Lê-Phuong, sexagénaire native de Saigon, célèbre ses 40 ans de vie au Canada cette année. Notre premier pays, c’est notre mère. On immigre une première fois lorsqu’on sort d’elle, pour faire face à son propre destin. Voici leur histoire de réfugiée, de la mère à la fille.
La mère de Lê-Phuong est née en 1926 dans la petite province de Rach-Gia au Sud Vietnam. Nguyêt Anh vit une enfance heureuse au sein d’une famille aisée jusqu’en 1941 où «le Japon envahit le Vietnam en une seule nuit», raconte-t-elle dans ses mémoires.
Le Viet Minh, ligue pour l’Indépendance du Vietnam, voit le jour dans le but de lutter contre l’impérialisme français et japonais, générant une période de guerre civile incessante avec les guérillas. «La vie de tous les jours devient particulièrement périlleuse, non pas dans les grandes villes sous le contrôle des Japonais, mais dans les villages en milieu rural. Pour cette raison, mon père m’envoya vivre à Saigon», rapporte Nguyêt Anh.
Installée avec ses deux sœurs dans un couvent de la capitale vietnamienne, Nguyêt Anh connaît une seconde fois le chaos lorsqu’en 1942 les alliés des Nations-Unies entrent en guerre contre le Japon et l’Allemagne. La mère de Lê-Phuong doit encore se camoufler sous les bombes. Elle se marie à Saigon en 1950 en toute intimité.

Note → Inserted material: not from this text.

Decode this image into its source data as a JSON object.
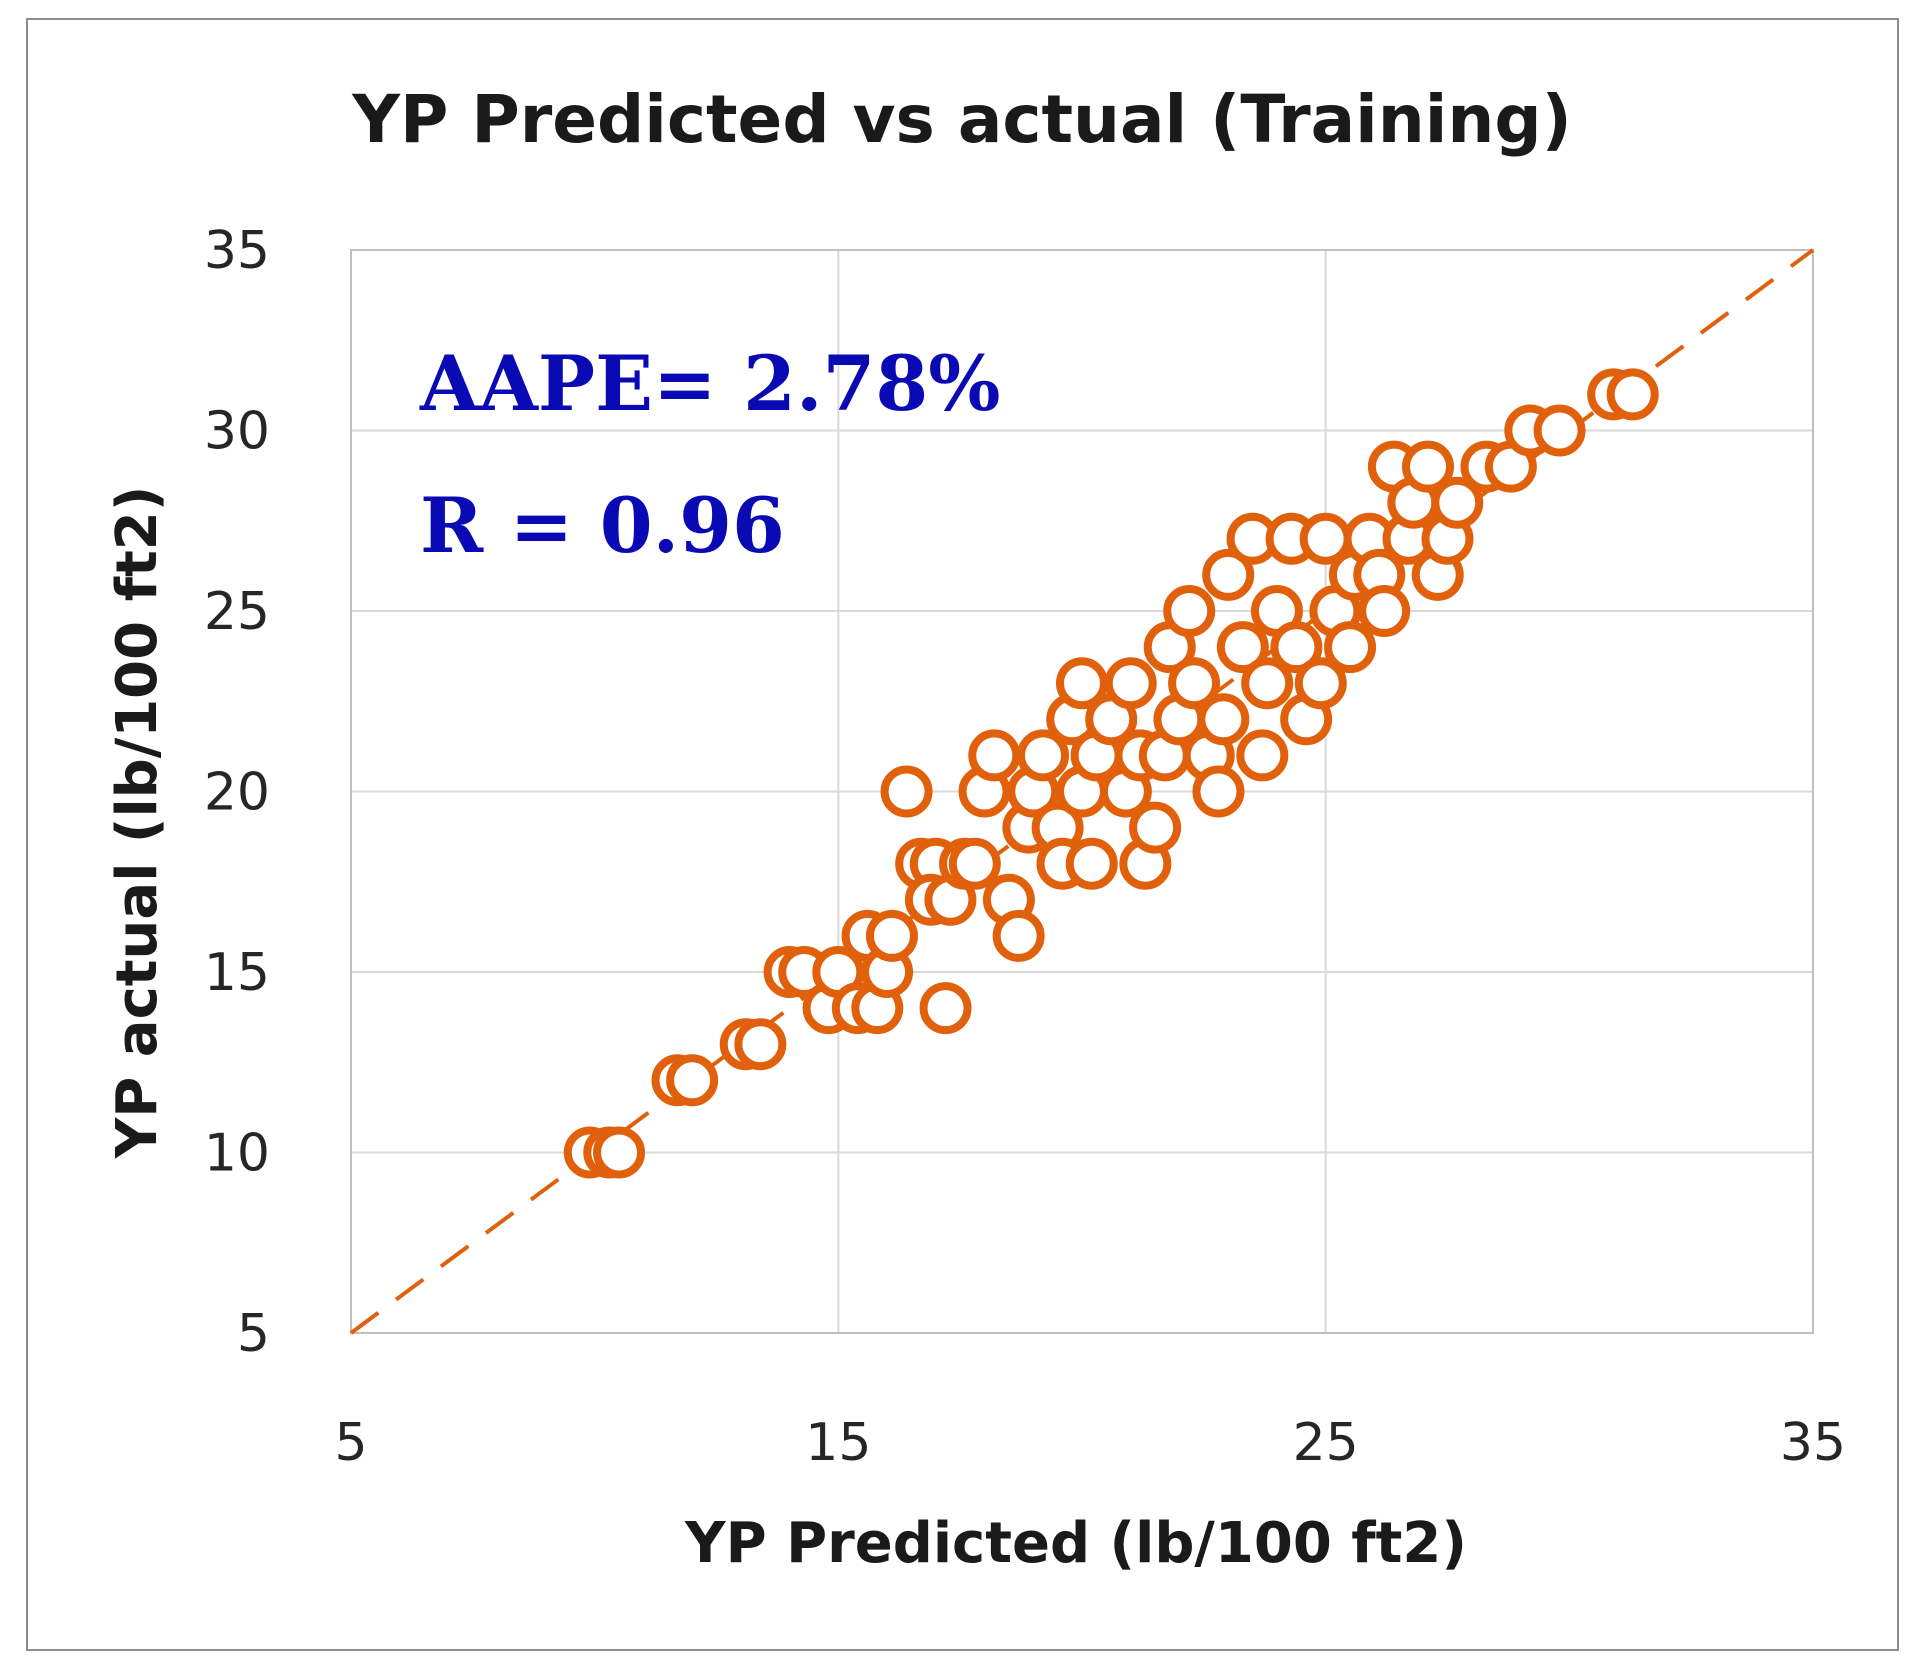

«Il était très dangereux d’organiser tout événement social. La guérilla pouvait à tout moment lancer des grenades pour nous terrifier ou nous tuer.» Quatre ans plus tard, les Accords de Genève (1954) divise le Vietnam: Nord et Sud. La guerre civile éclate à nouveau: entre le communisme du Nord et le Sud Vietnam.